Pasolini uno di noi
Nel 47° anniversario della morte di Pier Paolo Pasolini, e nell’anno in cui si festeggia un secolo dalla sua nascita, ogni tifoso del Bologna dovrebbe essere orgoglioso. Orgoglioso che uno dei più importanti intellettuali del nostro Paese fosse un tifoso dei colori rossoblù.
Un tifo spesso rivendicato su vari organi di stampa, sul campo da calcio dove ha vestito più volte la maglia rossoblù e in un famoso e gustosissimo episodio del programma televisivo Comizi d’amore del 1965 in cui intervistò i campioni d’Italia in carica, tutti intimiditi nel parlare di sesso.
Il suo amore per la squadra e la città in cui nacque, crebbe e frequento liceo (Galvani) e università (Lettere), è testimoniato da un’intera sala dedicata al tema nella bella e approfondita mostra da poco inaugurata a Roma, presso il Palazzo delle Esposizioni in via Nazionale, dal titolo Pier Paolo Pasolini. Tutto è santo.
Pasolini ha sempre avuto posizioni iconoclaste e provocatorie che ancora oggi lo fanno odiare ed apprezzare in egual modo da opposte posizioni culturali (per chi volesse approfondire, consiglio la lettura degli scritti dei Wu Ming). Due però sono le stelle polari del suo pensiero: la ricerca della bellezza e l’amore per i poveri e i reietti.
Due caratteristiche che – almeno per me – collimano con lo spirito della gran parte della tifoseria della nostra squadra.
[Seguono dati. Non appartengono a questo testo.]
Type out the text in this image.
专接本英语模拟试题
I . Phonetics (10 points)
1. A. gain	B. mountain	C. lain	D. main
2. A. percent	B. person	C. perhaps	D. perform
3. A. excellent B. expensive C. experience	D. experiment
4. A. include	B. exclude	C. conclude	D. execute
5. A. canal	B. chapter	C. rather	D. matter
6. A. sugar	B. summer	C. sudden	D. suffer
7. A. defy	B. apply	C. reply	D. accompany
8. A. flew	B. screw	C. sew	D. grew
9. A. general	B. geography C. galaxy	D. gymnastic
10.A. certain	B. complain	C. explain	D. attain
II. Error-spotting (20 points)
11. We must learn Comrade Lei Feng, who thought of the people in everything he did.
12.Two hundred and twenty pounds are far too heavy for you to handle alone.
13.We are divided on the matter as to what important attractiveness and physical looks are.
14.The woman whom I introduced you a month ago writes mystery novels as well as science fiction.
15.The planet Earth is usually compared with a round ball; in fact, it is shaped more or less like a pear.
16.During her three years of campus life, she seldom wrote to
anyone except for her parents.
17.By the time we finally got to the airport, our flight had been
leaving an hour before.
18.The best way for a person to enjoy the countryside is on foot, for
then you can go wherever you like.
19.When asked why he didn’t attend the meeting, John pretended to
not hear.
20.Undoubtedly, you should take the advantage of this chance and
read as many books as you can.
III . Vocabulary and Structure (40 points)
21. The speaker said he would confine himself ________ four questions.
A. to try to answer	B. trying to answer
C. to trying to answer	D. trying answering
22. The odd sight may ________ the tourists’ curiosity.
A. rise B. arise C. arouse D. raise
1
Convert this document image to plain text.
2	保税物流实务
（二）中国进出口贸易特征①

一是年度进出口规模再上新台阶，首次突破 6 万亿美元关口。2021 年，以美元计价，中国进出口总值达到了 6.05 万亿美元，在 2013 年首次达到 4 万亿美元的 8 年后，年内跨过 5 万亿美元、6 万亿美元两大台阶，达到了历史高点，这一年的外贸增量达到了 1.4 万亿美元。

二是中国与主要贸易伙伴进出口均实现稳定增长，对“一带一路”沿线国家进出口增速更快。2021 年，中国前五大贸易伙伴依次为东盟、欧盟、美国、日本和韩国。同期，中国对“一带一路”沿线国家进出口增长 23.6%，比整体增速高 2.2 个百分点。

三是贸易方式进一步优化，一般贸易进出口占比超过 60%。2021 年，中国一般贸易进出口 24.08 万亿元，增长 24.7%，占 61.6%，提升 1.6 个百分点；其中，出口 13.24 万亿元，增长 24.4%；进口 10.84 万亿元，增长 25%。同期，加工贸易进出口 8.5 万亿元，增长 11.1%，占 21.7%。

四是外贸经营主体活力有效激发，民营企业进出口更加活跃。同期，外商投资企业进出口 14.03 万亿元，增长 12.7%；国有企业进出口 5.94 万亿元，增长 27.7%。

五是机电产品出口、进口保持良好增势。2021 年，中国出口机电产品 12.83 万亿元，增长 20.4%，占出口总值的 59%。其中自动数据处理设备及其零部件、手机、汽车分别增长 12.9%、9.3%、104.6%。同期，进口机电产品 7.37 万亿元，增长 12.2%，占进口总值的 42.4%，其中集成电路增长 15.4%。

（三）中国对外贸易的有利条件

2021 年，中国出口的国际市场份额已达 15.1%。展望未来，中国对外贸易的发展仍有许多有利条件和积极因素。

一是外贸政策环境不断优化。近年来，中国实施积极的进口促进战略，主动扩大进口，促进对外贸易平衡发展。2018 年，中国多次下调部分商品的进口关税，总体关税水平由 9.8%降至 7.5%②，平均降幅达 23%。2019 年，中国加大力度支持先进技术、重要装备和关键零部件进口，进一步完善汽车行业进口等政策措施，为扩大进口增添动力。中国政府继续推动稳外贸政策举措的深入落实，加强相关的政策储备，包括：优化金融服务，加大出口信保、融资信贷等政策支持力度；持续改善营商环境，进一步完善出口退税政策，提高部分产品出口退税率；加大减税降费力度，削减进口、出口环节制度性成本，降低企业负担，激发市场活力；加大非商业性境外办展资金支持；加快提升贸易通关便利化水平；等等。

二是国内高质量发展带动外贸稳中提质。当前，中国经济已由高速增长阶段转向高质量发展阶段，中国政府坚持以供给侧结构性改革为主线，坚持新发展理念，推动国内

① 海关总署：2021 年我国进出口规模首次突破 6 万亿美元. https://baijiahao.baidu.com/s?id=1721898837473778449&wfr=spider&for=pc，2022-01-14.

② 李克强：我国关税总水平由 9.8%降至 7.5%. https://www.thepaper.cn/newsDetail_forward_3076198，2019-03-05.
Ne volete una prova? I tifosi del Bologna sono gli unici che allo stesso tempo fischiano Guidolin che sostituisce Signori e Motta che sostituisce Arnautovic, per amore del bel calcio, e che hanno come idolo Renato Villa, arrivato al grande calcio dopo un decennio di gavetta nel calcio povero della Serie C2.